Tuesday, March 15, 2022

In short: Shadowman (1974)

Original title: Nuits rouges

A mysterious criminal mastermind who likes to either wear silly costumes or a red ski mask, and therefore goes by the moniker of Man Without a Face (Jacques Champreux) gets wind of a way to acquire the lost treasure of the Knights Templar. While attempting to find the treasure, he tortures the uncle of sailor and obvious protagonist Paul de Borrego (Ugo Pagliai) to death, making himself an enemy who will team up with a beleaguered cop (Gert Fröbe), a “poet detective” (Séraphin Beauminon) – because this is still a French movie - as well the sailor’s sort of girlfriend (Josephine Chaplin) to get at the villain’s faceless hide.

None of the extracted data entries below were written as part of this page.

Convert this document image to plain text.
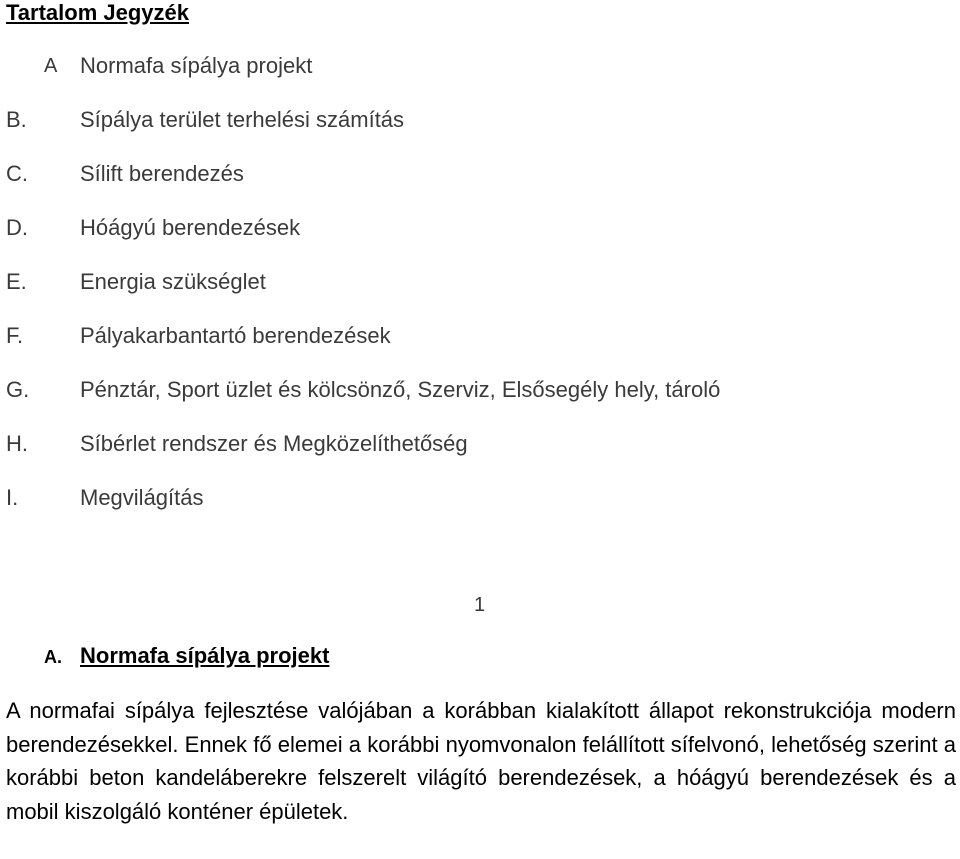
Tartalom Jegyzék
A Normafa sípálya projekt
B. Sípálya terület terhelési számítás
C. Sílift berendezés
D. Hóágyú berendezések
E. Energia szükséglet
F.	Pályakarbantartó berendezések
G. Pénztár, Sport üzlet és kölcsönző, Szerviz, Elsősegély hely, tároló
H. Síbérlet rendszer és Megközelíthetőség
I.	Megvilágítás
1
A. Normafa sípálya projekt

A normafai sípálya fejlesztése valójában a korábban kialakított állapot rekonstrukciója modern berendezésekkel. Ennek fő elemei a korábbi nyomvonalon felállított sífelvonó, lehetőség szerint a korábbi beton kandeláberekre felszerelt világító berendezések, a hóágyú berendezések és a mobil kiszolgáló konténer épületek.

Also rather cranky about some weirdo and his henchies murdering their members and trying to steal their shit are the Knights Templar themselves, who still exist in secret and are well able to stage a commando raid on a villain’s lair when need be.

Our villain isn’t helpless, though, for apart from his own man of a thousand faces shtick, he also has a huge number of masked henchpeople, the mandatory nameless, pretty, and pretty murderous woman as his number two (Gayle Hunnicutt), and a mad scientist tucked away in a cellar who turns normal people into pretty damn hilarious zombie killers. Among other things.

Despite carrying quite a few of the hallmarks of the genre, one really shouldn’t go into Georges Franju’s Nuits rouges expecting something on the lines of Eurospy or the more comics-styled Eurocrime films. They do share a lineage with one another, obviously, but this, as was Franju’s earlier Judex, is very much an homage to the serials of Louis Feuillade, full of attempts to consciously capture the peculiar surrealism and unexpected sense of off-beat poetry of things like Les Vampires.

Usually, trying to create the air of accidental surrealism or to artificially create the strangeness that just happens to some movies is a terrible idea. But more often than not, Nuits rouges achieves what Franju is aiming for, and has an air of individual peculiarity that’s more interested in inhabiting the strangeness of this sort of high pulp realm than in making it genuinely exciting as pulp. How much any given viewer will like this approach to the material is to a considerable degree a matter of personal taste, but if it doesn’t work, Franju’s the last one to blame, for he puts all of his considerable powers as a filmmaker into his project, caring little if anyone watching it might find it misguided. It’s difficult not to at least respect this. I, of course, found myself so charmed by the whole affair, I’m now trying to find the version of this Franju somehow got onto French TV as an eight part show.